Quando si pensa al gioco spesso lo si associa alle attività dei bambini e all’infanzia. E gli adulti? Vediamo insieme quali funzioni del gioco si conservano nel tempo e perché.
Il gioco svolge una funzione fondamentale per la crescita e lo sviluppo dei bambini. Aiuta ad esplorare il mondo, imparare a conoscerlo e a conoscersi in relazione ad esso, agli altri e alla cultura di appartenenza.
Ciò che accade quando si entra nella dimensione del gioco è che si accetta di abbandonare momentaneamente le convenzioni del vivere quotidiano, per porsi in una condizione di concentrazione in uno spazio intermedio tra “mondo interno” (fatto dai propri pensieri, le fantasie, le illusioni) e il mondo esterno.
Si crea una nuova forma, simbolica, di scambio e di rapporto col mondo. Ci si connette momentaneamente, per la durata del tempo del gioco, con un’area detta “potenziale”, in cui si ha libertà di sperimentarsi, di inventare, immaginare, creare, di esplorare cioè aree di funzionamento di sé altrimenti sopite nell’interazione con la realtà.

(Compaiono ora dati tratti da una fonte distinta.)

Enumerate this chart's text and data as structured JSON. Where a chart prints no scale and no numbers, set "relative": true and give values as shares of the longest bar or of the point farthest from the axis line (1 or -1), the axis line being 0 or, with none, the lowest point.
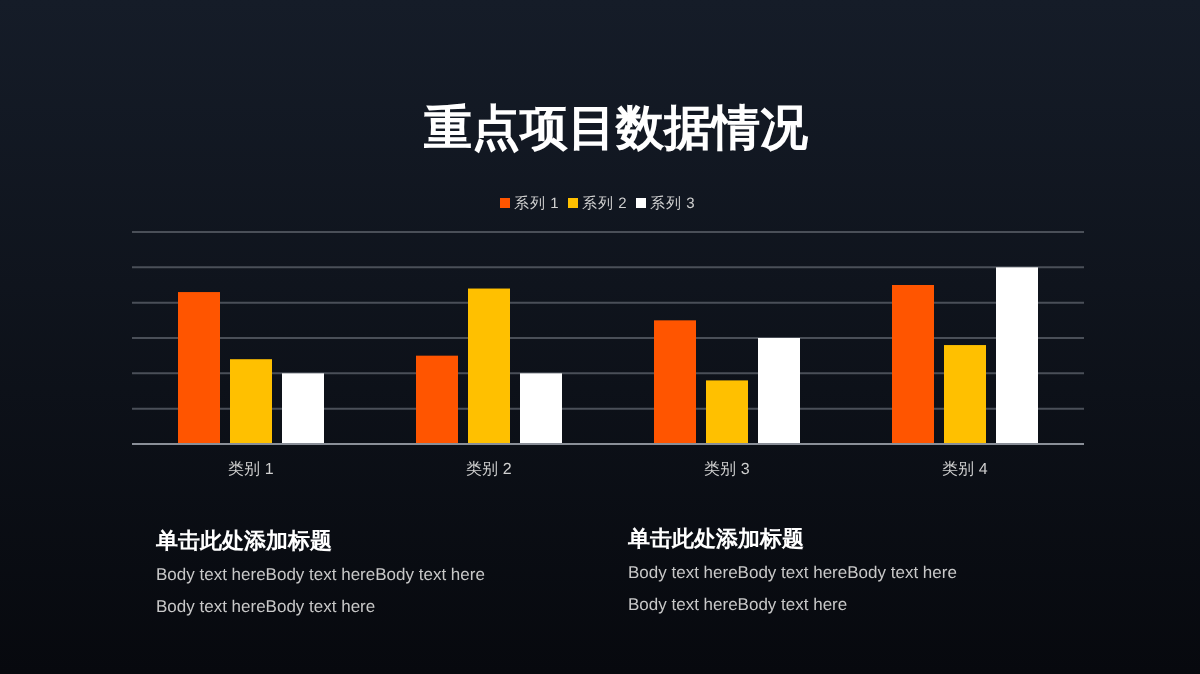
{
  "chart_data": {
    "type": "bar",
    "title": "重点项目数据情况",
    "relative": true,
    "grid": "y",
    "legend": "top",
    "categories": [
      "类别 1",
      "类别 2",
      "类别 3",
      "类别 4"
    ],
    "series": [
      {
        "name": "系列 1",
        "color": "#ff5500",
        "values": [
          0.86,
          0.5,
          0.7,
          0.9
        ]
      },
      {
        "name": "系列 2",
        "color": "#ffc000",
        "values": [
          0.48,
          0.88,
          0.36,
          0.56
        ]
      },
      {
        "name": "系列 3",
        "color": "#ffffff",
        "values": [
          0.4,
          0.4,
          0.6,
          1
        ]
      }
    ],
    "annotations": [
      "单击此处添加标题",
      "Body text hereBody text hereBody text here",
      "Body text hereBody text here",
      "单击此处添加标题",
      "Body text hereBody text hereBody text here",
      "Body text hereBody text here"
    ]
  }
}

Talvolta, quando si è immersi nel gioco, si può avere la sensazione di non avere immediatamente chiaro il senso o le ragioni di ciò che si sta facendo, ma che diventi comprensibile poco dopo. Quando la novità si integra in ciò che si conosce allora diventata chiara e familiare. Il gioco molto spesso ci fa sentire bene, perché ci riconnette col mondo e ci fa sentire vivi.
Ciò che accade nel gioco non è molto dissimile da ciò che avviene in psicoterapia. Come scriveva Winnicott: “La psicoterapia ha luogo là dove si sovrappongono due aree di gioco, quella del paziente e quella del terapeuta. La psicoterapia ha a che fare con due persone che giocano insieme. […] Quando il gioco non è possibile, allora il lavoro svolto dal terapeuta ha come fine di portare il paziente da uno stato in cui non è capace di giocare a uno stato in cui ne è capace.”
Ciò che accade nel gioco non è nemmeno così lontano da ciò che ci può capitare nella vita quotidiana. Dipende tutto da come osserviamo e da quanto spazio ci sentiamo disposti a dedicargli.
Bibliografia:
Winnicott D.W. (1971) “Gioco e realtà”, Armando, 2005.
Milner M. (1955) “La follia rimossa delle persone sane”, Borla, 1992.
Bondioli A. (1996) “Gioco e educazione”, Franco Angeli, 2002.